In Python, one way to avoid (or postpone) evaluation is to wrap the expression between quotes, eg. '3 + 4'. You can evaluate this later using eval, eg. eval('3 + 4') yielding 7. (If you need to quote only Python values, you can use repr function instead of adding quotes manually.)
In Lisp you use quote or ' for quoting and eval for evaluating, eg. (eval '(+ 3 4)) yielding 7.
So in Python the "quoted" stuff is represented by a string, whereas in Lisp it's represented by a list which has quoteas first item.
My question, finally: why does Clojure allow (eval 3) although 3 is not quoted? Is it just the matter of Lisp style (trying to give an answer instead of error wherever possible) or are there some other reasons behind it? Is this behavior essential to Lisp or not?
The short answer would be that numbers (and symbols, and strings, for example) evaluate to themselves. Quoting instruct lisp (the reader) to pass unevaluated whatever follows the quote. eval then gets that list as you wrote it, but without the quote, and then evaluates it (in the case of (eval '(+ 3 4)), eval will evaluate a function call (+) over two arguments).
What happens with that last expression is the following:
When you hit enter, the expression is evaluated. It contain a normal function call (eval) and some arguments.
The arguments are evaluated. The first argument contains a quote, which tells the reader to produce what is after the quote (the actual (+ 3 4) list).

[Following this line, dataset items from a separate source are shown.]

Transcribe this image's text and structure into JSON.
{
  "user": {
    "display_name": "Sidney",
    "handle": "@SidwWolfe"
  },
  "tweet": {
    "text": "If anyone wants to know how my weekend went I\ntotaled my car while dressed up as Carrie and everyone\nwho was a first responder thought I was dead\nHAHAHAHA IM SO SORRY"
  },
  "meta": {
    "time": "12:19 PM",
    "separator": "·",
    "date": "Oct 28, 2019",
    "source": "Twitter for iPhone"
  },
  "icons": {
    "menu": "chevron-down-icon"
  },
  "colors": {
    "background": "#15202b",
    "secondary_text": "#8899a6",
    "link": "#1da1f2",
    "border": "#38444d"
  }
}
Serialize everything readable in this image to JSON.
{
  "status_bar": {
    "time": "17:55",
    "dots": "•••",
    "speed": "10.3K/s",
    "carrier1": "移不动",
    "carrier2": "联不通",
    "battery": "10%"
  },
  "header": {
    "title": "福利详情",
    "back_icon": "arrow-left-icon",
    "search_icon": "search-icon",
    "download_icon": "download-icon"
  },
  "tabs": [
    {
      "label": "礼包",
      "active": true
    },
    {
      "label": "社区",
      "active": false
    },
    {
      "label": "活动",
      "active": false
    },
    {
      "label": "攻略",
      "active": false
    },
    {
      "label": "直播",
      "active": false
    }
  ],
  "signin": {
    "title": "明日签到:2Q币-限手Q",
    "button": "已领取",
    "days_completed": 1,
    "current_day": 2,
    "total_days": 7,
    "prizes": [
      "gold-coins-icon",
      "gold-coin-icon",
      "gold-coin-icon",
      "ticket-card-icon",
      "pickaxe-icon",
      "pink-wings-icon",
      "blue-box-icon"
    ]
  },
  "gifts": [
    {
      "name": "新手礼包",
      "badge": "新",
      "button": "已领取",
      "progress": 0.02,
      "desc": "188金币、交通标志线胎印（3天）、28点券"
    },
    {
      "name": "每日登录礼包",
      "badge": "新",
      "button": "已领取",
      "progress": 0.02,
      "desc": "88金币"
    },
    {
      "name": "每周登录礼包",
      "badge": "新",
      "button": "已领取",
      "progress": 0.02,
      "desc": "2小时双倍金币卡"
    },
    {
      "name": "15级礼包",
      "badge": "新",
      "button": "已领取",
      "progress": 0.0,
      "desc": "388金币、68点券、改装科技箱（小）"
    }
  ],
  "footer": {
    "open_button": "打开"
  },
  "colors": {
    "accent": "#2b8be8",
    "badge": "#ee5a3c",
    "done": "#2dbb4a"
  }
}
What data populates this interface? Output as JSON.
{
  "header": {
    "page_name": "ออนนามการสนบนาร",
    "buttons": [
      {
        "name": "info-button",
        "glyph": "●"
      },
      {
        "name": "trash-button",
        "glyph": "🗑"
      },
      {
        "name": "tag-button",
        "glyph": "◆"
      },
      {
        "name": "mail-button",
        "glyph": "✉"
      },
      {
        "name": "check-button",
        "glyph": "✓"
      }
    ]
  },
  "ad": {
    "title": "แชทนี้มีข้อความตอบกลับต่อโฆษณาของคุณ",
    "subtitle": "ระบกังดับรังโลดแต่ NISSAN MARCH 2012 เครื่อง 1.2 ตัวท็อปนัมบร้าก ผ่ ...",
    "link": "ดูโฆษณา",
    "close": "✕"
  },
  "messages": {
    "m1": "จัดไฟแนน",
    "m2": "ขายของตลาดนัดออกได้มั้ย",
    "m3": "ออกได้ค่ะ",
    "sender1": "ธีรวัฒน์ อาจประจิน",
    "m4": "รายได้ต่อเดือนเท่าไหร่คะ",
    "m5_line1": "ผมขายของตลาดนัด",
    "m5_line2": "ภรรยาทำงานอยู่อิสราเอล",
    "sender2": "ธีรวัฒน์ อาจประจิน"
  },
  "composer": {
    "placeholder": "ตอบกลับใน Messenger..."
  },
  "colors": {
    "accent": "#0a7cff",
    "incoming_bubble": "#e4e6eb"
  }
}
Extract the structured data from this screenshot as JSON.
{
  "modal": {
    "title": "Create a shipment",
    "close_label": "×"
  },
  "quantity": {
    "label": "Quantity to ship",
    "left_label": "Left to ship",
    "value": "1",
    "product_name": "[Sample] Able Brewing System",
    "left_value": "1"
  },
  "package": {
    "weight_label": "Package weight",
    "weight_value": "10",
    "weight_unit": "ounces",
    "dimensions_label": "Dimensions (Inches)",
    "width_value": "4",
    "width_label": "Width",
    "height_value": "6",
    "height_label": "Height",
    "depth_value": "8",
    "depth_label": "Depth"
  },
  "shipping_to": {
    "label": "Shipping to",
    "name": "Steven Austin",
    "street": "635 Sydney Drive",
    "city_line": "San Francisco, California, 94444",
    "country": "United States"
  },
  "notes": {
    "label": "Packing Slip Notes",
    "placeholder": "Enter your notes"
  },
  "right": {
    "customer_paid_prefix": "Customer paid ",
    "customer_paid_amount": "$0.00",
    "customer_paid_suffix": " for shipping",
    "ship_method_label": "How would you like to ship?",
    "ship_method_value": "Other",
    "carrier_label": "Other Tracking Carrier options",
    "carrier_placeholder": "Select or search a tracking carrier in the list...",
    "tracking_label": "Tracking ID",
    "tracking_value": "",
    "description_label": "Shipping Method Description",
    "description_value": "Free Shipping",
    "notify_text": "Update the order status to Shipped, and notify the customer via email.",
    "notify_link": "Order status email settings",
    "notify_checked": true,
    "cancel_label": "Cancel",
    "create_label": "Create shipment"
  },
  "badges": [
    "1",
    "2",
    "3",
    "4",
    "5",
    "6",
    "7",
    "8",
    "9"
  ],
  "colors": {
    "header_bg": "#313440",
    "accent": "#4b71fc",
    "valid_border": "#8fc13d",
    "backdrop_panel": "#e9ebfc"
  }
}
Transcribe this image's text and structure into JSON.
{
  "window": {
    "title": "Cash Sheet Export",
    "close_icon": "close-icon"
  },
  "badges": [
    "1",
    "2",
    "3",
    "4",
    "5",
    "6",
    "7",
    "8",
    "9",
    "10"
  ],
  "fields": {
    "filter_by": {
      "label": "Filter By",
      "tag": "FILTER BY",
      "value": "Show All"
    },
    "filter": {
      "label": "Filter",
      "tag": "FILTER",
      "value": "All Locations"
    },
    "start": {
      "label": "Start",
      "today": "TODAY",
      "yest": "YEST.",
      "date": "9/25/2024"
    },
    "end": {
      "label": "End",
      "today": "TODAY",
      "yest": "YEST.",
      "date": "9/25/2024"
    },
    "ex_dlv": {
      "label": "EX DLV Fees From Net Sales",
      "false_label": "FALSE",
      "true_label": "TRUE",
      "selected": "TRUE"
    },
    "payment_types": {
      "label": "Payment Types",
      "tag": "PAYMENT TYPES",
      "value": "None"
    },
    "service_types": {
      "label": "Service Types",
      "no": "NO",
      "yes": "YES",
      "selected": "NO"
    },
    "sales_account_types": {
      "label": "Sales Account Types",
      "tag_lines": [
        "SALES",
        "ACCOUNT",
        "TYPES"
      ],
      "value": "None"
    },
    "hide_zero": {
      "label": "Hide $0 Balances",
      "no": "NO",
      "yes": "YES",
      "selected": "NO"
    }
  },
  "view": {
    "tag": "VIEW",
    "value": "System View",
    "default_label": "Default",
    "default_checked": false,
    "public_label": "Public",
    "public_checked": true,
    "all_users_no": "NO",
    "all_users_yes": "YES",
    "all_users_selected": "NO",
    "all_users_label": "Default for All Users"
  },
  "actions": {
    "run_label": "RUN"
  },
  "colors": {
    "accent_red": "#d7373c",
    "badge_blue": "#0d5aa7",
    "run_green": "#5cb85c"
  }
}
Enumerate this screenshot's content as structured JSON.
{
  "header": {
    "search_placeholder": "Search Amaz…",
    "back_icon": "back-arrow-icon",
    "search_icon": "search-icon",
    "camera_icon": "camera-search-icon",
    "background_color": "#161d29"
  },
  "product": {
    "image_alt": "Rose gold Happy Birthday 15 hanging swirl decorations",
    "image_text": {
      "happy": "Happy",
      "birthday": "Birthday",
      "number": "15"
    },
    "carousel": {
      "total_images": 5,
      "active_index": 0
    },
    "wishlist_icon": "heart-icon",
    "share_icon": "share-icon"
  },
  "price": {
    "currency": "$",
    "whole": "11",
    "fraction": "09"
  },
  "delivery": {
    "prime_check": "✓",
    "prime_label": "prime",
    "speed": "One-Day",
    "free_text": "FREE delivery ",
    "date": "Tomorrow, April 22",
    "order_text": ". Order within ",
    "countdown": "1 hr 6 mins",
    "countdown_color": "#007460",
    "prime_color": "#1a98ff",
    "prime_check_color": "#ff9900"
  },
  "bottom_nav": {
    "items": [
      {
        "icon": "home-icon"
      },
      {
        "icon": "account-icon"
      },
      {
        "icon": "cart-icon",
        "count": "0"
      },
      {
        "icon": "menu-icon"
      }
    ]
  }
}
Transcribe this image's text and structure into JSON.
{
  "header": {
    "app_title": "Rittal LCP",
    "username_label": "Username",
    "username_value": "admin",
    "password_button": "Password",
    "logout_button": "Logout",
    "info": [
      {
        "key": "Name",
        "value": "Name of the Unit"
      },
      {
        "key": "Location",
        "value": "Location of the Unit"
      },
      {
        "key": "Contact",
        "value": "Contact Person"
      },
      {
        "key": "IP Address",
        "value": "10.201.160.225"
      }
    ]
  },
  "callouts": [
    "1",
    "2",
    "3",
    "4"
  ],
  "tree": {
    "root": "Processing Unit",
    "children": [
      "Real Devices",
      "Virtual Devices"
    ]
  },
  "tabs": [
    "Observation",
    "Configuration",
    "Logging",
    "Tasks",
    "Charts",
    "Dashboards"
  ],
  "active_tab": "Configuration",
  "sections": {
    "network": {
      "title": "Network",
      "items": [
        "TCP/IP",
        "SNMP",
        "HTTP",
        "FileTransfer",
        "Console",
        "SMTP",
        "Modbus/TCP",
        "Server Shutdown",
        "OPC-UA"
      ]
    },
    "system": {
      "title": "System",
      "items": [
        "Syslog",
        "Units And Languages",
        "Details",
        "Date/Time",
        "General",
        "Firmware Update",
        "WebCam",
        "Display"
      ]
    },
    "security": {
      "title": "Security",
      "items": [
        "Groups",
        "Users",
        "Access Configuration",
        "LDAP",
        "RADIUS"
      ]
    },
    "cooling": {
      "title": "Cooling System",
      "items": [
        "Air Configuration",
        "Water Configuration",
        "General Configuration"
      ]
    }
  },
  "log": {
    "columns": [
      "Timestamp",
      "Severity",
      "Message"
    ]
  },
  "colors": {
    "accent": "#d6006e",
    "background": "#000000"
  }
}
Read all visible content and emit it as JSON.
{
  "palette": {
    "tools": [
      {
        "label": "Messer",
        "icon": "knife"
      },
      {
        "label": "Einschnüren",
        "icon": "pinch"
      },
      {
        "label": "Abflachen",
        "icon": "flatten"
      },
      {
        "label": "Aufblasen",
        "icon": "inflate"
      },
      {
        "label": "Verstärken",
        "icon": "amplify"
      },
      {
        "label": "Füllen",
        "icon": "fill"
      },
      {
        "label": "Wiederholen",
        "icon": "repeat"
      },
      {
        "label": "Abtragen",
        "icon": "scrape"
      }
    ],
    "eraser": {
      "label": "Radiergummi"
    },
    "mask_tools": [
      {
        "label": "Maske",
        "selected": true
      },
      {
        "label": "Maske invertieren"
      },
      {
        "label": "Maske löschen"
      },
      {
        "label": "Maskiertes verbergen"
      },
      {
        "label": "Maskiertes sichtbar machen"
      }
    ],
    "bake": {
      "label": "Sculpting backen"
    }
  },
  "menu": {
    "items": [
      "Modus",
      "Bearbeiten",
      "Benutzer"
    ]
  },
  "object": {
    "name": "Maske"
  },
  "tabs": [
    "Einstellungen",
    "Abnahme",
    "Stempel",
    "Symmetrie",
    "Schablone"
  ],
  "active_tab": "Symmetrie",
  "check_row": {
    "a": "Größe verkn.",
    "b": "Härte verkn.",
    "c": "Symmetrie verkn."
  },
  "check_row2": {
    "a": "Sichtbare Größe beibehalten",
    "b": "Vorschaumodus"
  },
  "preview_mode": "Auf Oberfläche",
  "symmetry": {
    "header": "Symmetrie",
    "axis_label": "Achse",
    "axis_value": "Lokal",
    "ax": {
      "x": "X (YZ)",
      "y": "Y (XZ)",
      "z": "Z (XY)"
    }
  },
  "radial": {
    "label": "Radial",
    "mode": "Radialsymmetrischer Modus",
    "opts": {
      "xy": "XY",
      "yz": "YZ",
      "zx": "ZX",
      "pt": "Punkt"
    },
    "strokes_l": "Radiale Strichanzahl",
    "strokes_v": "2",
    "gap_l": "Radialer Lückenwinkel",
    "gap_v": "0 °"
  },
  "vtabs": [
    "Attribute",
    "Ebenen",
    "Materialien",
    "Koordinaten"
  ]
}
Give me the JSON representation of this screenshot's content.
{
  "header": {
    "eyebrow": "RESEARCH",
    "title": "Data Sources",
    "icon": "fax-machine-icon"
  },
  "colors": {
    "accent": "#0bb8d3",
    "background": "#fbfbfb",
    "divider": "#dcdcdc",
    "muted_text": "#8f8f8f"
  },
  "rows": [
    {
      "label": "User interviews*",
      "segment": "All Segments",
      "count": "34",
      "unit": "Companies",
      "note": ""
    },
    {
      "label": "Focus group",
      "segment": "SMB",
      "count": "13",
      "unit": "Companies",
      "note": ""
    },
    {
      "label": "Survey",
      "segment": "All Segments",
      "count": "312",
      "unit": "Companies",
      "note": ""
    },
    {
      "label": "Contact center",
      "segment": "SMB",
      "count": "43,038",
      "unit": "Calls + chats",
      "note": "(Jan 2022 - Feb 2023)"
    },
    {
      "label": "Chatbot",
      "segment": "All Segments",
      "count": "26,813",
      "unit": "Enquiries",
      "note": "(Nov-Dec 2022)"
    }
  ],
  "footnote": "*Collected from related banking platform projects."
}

There are no more arguments, and the actual function call is evaluated. This means calling the eval function with the list (+ 3 4) as argument.
The eval function does the same steps again, finding the normal function + and the arguments, and applies it, obtaining the result.
Other answers have explained the mechanics, but I think the philosophical point is in the different ways lisp and python look at "code". In python, the only way to represent code is as a string, so of course attempting to evaluate a non-string will fail. Lisp has richer data structures for code: lists, numbers, symbols, and so forth. So the expression (+ 1 2) is a list, containing a symbol and two numbers. When evaluating a list, you must first evaluate each of its elements.
So, it's perfectly natural to need to evaluate a number in the ordinary course of running lisp code. To that end, numbers are defined to "evaluate to themselves", meaning they are the same after evaluation as they were before: just a number. The eval function applies the same rules to the bare "code snippet" 3 that the compiler would apply when compiling, say, the third element of a larger expression like (+ 5 3). For numbers, that means leaving it alone.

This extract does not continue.